Hodge Jones & Allen wills & probate partner Nicola Waldman says: “The younger generation are struggling to get on the housing ladder or afford childcare and home improvements, while the over 50s who are comfortably off are inheriting large sums from their own parents. Combine this with frozen inheritance tax thresholds, future reductions in certain exemptions and the inclusion of pension funds from 2027 and many are thinking about gifting their own windfall directly to their children rather than waiting to pass it on as part of their own estates in years to come.

“Provided you are confident you can afford to give up your own inheritance, changing a will retrospectively with a ‘deed of variation’ so that this money never forms part of your own estate for inheritance tax purposes, can be a tax efficient way of preserving wealth for the next generation.”

You can change a person’s will after their death provided:

  • Any beneficiaries left worse off by the changes agree.
  • The process is completed within two years of death.
  • The beneficiaries forgoing inheritance are over 18 years old (children cannot consent).
  • There are sufficient funds in the estate to pass on once all tax liabilities are covered.

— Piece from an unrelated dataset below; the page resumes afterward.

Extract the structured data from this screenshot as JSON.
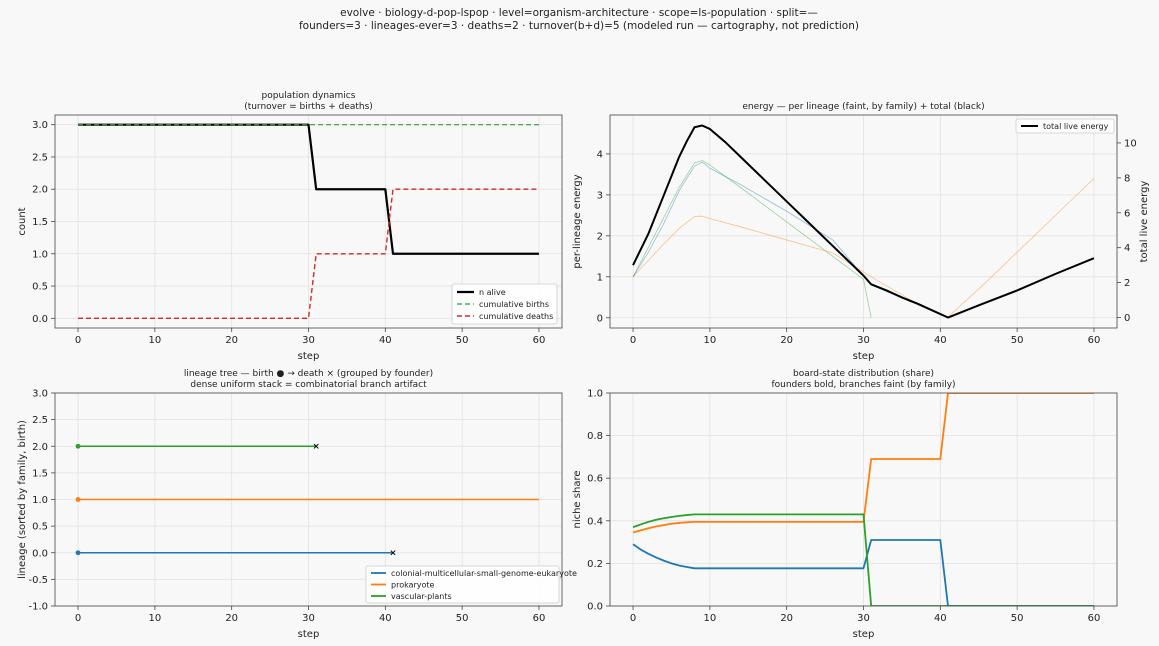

Beneficiaries forgoing inheritance should also consider their future care needs. If they are aware of an imminent requirement for care and give away the means to pay for it, the local authority can refuse to cover the cost.

A deed of variation can also be used where an individual dies without a will and the intestacy rules mean the estate is divided in a way that sees grandchildren excluded or has other negative tax consequences.

Nicola explains, “If someone dies intestate, the estate is divided up according to the intestacy rules. In some cases this can mean money and assets that might otherwise have been left to the deceased’s spouse without incurring inheritance tax liabilities, instead pass in part to their children who do not benefit from those same exemptions.

“In these circumstances, assuming beneficiaries agree, a deed of variation can be used to switch more of the inheritance to the spouse so that it is not subject to inheritance tax.”

For beneficiaries who want to ensure they make use of the inheritance tax reductions available to those who leave money to a charity, a deed of variation can again prove a valuable option.

“Gifts to qualifying charities are entirely exempt from inheritance tax and while the headline inheritance tax rate is 40%, if an estate leaves at least 10% of its taxable value to charity, the remainder of the estate will be charged a reduced rate of 36%,” says Nicola.

“Where an individual has left nine percent of their assets to charity, for example, changing the will to increase that to 10% will still see a net financial benefit, despite more money being given away.”

Making the decision to vary a will and give up an inheritance needs careful consideration to ensure that it is affordable and that all beneficiaries back the change. If parents can happily pass the money on to adult children who need it far more than them, then it’s possible to reduce the risk of hefty inheritance tax bills further down the line.